There is no single data model now, and it's quite obvious that none of
the proposed single data models will meet all needs. For instance, many
people have expressed a positive desire to continue working with XPath
1.0 and XSLT 1.0, and ignore XQuery and XSLT 2. That's fine. They can
use the data model that suits them. In my own work, I routinely shift
data models, depending on what I'm doing. Sometimes I use an event
model. Sometimes I use any of several tree models. Sometimes I use plain
text. One data model does not fit all my needs, much less the needs of
the millions of developers out there.
> And what is the *evidence* that "XML interoperability is based on
> exchanging syntax"? As I see it, lots of DOM scripts work in multiple
> browsers, *all* XQuery-based integrations work off a representation of
> a data model that is independent of syntax, many "binary XML" formats
> are essentially serializations of the SAX event stream yet
> higher-level tools don't care ....
DOM in browsers is interoperable! Wow, that's a surprise. It's certainly
not been my experience. But even granting that, it's one small part of
the things people do with XML. It's no shock to say that all XQuery
implementations support the XQuery data model, but that's still just one
language and one data model. There are other languages and other data
models. Indeed in this very paragraph you've mentioned three different,
incompatible data models as examples of interoperability. each
interoperates only within its own domain. For instance, it's recently
become apparent to me that the DOM data model is missing pieces that the
XInclude data model depends on and which SAX does provide.
> Nobody disputes that having a canonical bits on the wire format for
> XML is a Good Thing and is the interop definition of last resort. The
> disagreement is over whether that raw syntax is an appropriate
> representation for real-world programmers to work with directly. If
> anything, I'd argue that only a small subset of XML consumers (as
> opposed to authors) deal with it at the bits on the wire level, and
> many of them (such as RSS aggregator developers?) treat it as XML-ish
> tagged text rather than well-formed XML.

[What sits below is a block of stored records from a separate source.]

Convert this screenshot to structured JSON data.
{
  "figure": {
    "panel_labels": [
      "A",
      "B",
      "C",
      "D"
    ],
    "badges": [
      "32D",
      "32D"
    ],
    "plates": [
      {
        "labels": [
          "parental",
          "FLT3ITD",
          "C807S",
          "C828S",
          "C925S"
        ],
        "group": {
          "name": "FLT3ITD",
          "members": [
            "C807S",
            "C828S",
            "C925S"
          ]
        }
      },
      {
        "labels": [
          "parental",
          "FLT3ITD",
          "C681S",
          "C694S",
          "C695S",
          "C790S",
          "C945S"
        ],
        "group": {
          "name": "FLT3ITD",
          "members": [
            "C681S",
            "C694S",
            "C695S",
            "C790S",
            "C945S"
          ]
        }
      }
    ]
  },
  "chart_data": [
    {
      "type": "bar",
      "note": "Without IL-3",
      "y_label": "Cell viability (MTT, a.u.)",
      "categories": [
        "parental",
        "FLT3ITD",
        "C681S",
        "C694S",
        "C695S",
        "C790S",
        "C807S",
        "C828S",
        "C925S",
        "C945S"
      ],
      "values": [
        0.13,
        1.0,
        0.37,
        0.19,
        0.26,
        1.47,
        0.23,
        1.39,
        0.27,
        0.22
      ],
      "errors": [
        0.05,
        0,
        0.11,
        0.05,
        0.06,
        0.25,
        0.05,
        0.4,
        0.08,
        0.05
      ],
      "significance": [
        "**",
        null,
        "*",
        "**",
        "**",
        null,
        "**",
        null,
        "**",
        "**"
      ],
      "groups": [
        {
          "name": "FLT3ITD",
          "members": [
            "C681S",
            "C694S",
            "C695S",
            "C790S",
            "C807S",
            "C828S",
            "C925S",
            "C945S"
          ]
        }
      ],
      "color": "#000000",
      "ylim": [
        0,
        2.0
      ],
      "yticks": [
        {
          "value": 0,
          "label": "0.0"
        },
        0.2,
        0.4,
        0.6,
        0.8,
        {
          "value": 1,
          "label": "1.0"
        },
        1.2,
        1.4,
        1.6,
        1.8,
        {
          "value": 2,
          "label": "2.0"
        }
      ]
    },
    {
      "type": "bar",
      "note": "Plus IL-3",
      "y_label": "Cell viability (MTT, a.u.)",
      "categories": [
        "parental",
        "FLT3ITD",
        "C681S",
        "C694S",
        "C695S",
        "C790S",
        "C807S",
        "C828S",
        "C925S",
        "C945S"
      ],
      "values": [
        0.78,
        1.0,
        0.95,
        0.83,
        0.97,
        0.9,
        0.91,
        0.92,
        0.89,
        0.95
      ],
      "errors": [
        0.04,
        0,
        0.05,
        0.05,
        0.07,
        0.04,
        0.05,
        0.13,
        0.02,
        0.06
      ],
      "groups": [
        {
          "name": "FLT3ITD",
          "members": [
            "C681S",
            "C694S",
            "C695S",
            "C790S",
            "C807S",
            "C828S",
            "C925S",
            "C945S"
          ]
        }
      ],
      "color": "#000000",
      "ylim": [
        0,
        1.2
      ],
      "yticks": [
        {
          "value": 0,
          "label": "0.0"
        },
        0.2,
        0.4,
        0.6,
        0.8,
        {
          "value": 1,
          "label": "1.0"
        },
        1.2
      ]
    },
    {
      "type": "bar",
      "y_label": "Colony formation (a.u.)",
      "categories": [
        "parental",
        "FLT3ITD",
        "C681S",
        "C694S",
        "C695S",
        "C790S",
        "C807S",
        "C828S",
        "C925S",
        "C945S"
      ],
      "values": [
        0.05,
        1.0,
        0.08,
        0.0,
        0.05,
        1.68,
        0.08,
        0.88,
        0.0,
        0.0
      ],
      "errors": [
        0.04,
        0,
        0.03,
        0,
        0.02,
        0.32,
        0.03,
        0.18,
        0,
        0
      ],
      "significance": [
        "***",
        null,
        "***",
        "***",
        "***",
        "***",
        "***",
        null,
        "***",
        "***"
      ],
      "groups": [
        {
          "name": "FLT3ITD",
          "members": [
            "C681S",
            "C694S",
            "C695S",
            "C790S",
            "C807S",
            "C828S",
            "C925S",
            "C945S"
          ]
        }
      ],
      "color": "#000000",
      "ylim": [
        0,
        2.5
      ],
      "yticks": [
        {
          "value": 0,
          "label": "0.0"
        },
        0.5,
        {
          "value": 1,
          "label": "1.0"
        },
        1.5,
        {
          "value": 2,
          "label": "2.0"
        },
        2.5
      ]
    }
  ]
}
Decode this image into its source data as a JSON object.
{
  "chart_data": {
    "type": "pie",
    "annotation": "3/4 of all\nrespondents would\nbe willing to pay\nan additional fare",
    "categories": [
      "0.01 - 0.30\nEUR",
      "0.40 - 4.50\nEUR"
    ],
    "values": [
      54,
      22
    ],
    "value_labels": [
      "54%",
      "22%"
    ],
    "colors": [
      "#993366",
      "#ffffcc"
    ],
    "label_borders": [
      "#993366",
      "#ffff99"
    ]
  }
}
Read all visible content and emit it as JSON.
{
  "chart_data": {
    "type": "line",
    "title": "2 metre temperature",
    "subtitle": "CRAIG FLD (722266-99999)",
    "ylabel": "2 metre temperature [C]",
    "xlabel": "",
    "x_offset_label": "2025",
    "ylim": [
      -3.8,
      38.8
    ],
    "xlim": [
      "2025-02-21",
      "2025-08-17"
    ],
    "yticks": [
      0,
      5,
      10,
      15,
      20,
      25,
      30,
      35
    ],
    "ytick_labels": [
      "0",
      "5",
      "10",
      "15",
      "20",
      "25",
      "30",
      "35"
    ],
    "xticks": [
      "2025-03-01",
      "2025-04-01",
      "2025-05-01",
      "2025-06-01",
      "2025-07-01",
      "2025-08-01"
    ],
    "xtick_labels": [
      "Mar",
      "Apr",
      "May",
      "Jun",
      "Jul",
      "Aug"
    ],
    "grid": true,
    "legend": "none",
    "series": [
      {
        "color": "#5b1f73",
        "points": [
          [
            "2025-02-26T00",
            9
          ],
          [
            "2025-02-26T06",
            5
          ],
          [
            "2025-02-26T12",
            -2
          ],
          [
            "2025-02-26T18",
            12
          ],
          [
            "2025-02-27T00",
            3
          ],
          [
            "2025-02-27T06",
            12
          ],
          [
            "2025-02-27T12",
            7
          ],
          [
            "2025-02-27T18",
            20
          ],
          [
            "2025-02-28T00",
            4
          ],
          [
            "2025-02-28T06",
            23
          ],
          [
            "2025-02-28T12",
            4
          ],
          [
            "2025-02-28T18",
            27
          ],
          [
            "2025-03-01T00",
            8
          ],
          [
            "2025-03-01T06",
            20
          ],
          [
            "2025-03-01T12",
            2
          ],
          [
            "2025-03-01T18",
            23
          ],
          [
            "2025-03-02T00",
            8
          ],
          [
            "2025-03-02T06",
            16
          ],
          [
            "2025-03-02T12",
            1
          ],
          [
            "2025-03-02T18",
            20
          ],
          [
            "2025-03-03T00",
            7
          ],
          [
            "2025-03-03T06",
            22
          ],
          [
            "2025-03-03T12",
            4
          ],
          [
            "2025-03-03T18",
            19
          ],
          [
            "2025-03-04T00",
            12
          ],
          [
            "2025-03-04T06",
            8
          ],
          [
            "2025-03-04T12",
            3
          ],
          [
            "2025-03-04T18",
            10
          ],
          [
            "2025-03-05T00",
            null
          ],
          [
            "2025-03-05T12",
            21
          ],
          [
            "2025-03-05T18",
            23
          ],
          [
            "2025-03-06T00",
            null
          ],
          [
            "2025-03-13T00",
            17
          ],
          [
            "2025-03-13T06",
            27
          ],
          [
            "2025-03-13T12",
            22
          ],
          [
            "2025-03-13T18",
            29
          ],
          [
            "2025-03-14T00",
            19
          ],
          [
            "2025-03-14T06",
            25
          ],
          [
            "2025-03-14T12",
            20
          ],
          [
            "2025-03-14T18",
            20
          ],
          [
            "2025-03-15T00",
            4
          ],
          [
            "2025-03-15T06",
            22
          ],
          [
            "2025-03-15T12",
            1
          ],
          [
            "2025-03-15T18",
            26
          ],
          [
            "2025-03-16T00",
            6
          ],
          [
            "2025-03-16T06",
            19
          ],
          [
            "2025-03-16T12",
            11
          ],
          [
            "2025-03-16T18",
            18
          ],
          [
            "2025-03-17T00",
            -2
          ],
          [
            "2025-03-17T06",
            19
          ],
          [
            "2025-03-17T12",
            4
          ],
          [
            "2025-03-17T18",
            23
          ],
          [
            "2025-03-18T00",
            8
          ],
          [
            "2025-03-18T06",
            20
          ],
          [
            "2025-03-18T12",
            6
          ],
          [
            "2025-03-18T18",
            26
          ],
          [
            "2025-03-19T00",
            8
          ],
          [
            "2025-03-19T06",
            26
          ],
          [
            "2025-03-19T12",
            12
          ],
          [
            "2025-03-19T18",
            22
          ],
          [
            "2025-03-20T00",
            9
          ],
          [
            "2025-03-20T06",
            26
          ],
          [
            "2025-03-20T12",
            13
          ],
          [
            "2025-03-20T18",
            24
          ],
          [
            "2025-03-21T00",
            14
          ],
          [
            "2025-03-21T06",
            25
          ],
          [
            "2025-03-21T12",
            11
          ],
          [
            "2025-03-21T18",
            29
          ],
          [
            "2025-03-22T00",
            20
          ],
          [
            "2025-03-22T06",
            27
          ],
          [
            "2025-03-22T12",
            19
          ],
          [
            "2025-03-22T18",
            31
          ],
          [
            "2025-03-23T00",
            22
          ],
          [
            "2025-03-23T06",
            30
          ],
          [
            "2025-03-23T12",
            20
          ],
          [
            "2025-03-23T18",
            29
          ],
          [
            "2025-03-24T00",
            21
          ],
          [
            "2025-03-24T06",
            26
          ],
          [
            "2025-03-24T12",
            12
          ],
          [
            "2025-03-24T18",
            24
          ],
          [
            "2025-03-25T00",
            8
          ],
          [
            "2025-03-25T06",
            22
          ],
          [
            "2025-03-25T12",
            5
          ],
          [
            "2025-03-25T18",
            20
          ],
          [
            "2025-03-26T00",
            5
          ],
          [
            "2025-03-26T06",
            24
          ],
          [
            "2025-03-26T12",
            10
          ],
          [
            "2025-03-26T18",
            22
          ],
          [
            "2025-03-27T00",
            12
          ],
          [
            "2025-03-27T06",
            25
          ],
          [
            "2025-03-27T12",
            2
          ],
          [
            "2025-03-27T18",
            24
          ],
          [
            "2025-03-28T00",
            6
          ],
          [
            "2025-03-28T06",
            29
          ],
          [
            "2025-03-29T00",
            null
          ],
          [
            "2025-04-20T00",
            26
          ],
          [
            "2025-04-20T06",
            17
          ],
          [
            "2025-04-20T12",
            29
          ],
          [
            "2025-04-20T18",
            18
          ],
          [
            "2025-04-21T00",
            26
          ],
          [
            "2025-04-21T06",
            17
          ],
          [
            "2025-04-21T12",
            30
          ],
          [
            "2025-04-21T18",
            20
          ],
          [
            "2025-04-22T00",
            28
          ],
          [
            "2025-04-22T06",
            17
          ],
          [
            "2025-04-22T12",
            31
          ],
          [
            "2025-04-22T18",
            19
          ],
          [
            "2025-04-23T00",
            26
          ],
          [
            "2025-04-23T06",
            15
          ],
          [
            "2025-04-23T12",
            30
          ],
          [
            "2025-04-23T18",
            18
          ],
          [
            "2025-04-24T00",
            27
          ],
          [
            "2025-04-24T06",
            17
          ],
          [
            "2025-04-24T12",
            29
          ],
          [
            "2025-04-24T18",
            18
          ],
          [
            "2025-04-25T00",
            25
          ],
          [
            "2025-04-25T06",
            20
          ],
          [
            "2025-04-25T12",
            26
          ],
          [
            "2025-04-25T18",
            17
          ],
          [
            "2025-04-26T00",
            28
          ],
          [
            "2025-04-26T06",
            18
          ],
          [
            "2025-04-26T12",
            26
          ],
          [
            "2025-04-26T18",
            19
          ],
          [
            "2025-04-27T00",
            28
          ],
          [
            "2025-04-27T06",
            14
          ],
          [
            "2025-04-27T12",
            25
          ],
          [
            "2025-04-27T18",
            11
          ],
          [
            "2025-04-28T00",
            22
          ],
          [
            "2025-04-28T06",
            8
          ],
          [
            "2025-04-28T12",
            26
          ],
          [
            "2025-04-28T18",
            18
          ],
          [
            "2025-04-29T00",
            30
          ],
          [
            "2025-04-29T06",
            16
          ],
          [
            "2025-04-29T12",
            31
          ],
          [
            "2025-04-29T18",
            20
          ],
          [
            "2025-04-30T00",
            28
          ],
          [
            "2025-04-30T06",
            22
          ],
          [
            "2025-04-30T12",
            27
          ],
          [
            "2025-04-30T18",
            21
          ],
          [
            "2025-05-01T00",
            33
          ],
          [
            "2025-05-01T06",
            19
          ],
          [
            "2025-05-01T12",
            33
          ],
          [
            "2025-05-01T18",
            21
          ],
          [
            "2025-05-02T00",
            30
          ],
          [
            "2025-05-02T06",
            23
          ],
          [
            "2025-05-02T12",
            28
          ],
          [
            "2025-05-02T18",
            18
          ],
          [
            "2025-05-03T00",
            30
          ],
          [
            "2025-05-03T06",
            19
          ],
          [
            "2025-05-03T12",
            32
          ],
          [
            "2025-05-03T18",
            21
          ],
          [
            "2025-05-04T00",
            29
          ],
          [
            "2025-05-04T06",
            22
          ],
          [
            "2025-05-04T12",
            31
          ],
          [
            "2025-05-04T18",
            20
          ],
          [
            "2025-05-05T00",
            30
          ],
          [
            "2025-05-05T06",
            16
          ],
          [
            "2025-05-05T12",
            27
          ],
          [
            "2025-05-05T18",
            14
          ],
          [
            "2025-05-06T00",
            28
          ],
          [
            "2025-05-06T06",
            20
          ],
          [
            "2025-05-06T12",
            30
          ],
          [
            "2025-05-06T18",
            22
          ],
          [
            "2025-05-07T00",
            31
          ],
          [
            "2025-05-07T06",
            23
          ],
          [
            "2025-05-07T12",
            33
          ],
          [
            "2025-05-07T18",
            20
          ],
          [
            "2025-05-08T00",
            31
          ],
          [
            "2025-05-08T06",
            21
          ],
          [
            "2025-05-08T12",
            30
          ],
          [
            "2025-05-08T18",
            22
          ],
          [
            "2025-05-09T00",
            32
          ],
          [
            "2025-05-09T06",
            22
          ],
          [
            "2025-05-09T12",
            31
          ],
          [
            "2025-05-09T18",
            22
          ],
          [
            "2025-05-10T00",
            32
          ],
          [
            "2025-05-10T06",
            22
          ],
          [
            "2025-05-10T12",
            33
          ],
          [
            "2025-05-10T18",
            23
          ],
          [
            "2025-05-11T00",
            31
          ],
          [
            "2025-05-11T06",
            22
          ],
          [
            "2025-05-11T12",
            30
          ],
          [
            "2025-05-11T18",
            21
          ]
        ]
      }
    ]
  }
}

You're confusing layers here. Of course, everyone will use some data
model to process their XML. However, everyone will not use the same data
model. Each will choose the data model that meets their needs. Sometimes
this data model won't look anything like XML. Often, they'll have
several different layers of data models. Claiming that everybody must
use the same data model to process XML in order to achieve
interoperability is just as silly as claiming everyone must use the same
programming language. Data models are a local choice, not a global one.